しかし、もっとつきつめていうなら、なぜわき見運転することになったその原因をつきつめないといけません。
もしかして、その日の朝、奥さんとけんかしたのかもしれません。結果として注意が上の空だったかもしれません。しかし、なぜ、けんかするようになったのか? そこまで見ないといけないのです。
それは性格なのでしょうか? ではどの性格の部分がけんかの原因となっているかです。
それを冷静に突きつめいくと、必ず、自分の性格で自分自身でコントロールできない部分があるという事実にいき着きます。
たとえば、カッとしやすい性格だとか、人から何か言われると考えこんで、それに注意がいってしまうとかです。
これが真の原因です。
もし、これがこの人にあるなら、人生でストレスがかかった場面が来ると常にカッとしやすいことが繰り返されてしまいます。

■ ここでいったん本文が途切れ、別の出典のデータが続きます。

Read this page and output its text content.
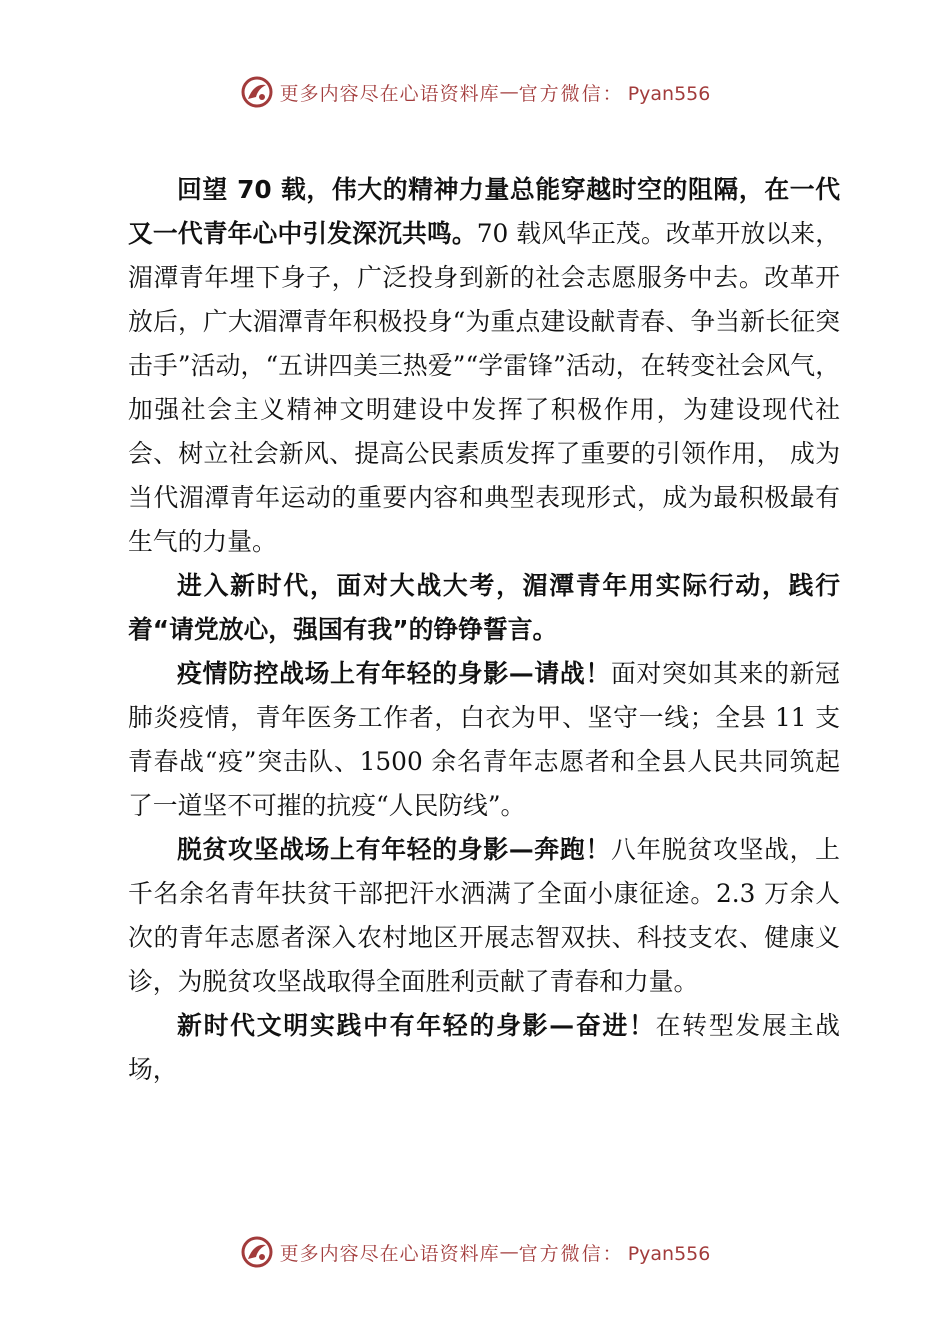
更多内容尽在心语资料库 — 官方微信： Pyan556

回望 70 载，伟大的精神力量总能穿越时空的阻隔，在一代又一代青年心中引发深沉共鸣。70 载风华正茂。改革开放以来，湄潭青年埋下身子，广泛投身到新的社会志愿服务中去。改革开放后，广大湄潭青年积极投身“为重点建设献青春、争当新长征突击手”活动，“五讲四美三热爱”“学雷锋”活动，在转变社会风气，加强社会主义精神文明建设中发挥了积极作用，为建设现代社会、树立社会新风、提高公民素质发挥了重要的引领作用， 成为当代湄潭青年运动的重要内容和典型表现形式，成为最积极最有生气的力量。

进入新时代，面对大战大考，湄潭青年用实际行动，践行着“请党放心，强国有我”的铮铮誓言。

疫情防控战场上有年轻的身影—请战！面对突如其来的新冠肺炎疫情，青年医务工作者，白衣为甲、坚守一线；全县 11 支青春战“疫”突击队、1500 余名青年志愿者和全县人民共同筑起了一道坚不可摧的抗疫“人民防线”。

脱贫攻坚战场上有年轻的身影—奔跑！八年脱贫攻坚战，上千名余名青年扶贫干部把汗水洒满了全面小康征途。2.3 万余人次的青年志愿者深入农村地区开展志智双扶、科技支农、健康义诊，为脱贫攻坚战取得全面胜利贡献了青春和力量。

新时代文明实践中有年轻的身影—奋进！在转型发展主战场，

更多内容尽在心语资料库 — 官方微信： Pyan556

今回は事故だったでしょう。しかし、上司との間でカッとしやすければ、その上司との人間関係がうまくいかなくなるかもしれません。それが続けば、職を失うかもしれません。奥さんとの間の関係もうなくいかなくなるかもしれません。そして子どもが巣立った後で、熟年離婚につながってしまうかもしれません。
このカッとしやすいところから、こうした結果が次々と出てくるのです。
また別の例だと、人とコミュニケーションするのがうまくない人がいるとします。原因は引っ込み思案だとします。
しかし、なぜ引っ込み事案なのでしょうか? こうした方を前にしたとき、その方の自分自身に対する自己評価はどうなのかを聞いてみます。すると、劣等感が強いとか、いろいろ否定的なものが出てきます。「自分はできない。しっかりしていない」とかです。
では、なぜそうなのかと聞いていくと、親から常に文句を言われたり、否定されたり、反対された過去が出てきます。
それも「おまえはしっかりしていない、できないんだから」と言われていたことさえ出てきます。
実は殴られたり、怒られたりして、意識が減退したり、無意識になったときに、こういう言葉を言われると、それが潜在意識の中に入り込んで、その人の言動をその後の人生でコントロールしてしまうという心の構造があります。これは、誰にでも存在するものなのです。
その言葉は催眠術のようにその人をコントロールして、その人の人生をうまくいかなくなる方向へ向けてしまうのです。
ですから、ストレスがかかると「出来ない自分」という潜在意識からの暗示によって、ものごとに失敗してしまうのです。これはプレッシャーに弱いと一般的に言われている背景にある原因です。
よくある成功法則や行動療法は、行動によって、そうしたうまくいかなくなるものを矯正しようとするものですが、行動していても、常に心の中ではこの言葉が聞こえてくるなら、たとえ成功してもそれを続けることは難しいでしょう。
ダイアネティックスでは、こうした過去に言われて潜在意識に入り込んだ言葉を完全に消去する技術です。そうすれば、二度とそうした悪循環のパターンにはまりこまなくなるでしょう。
あなたも、ダイアネティックスで過去と決別して、よりよい未来を築きましょう!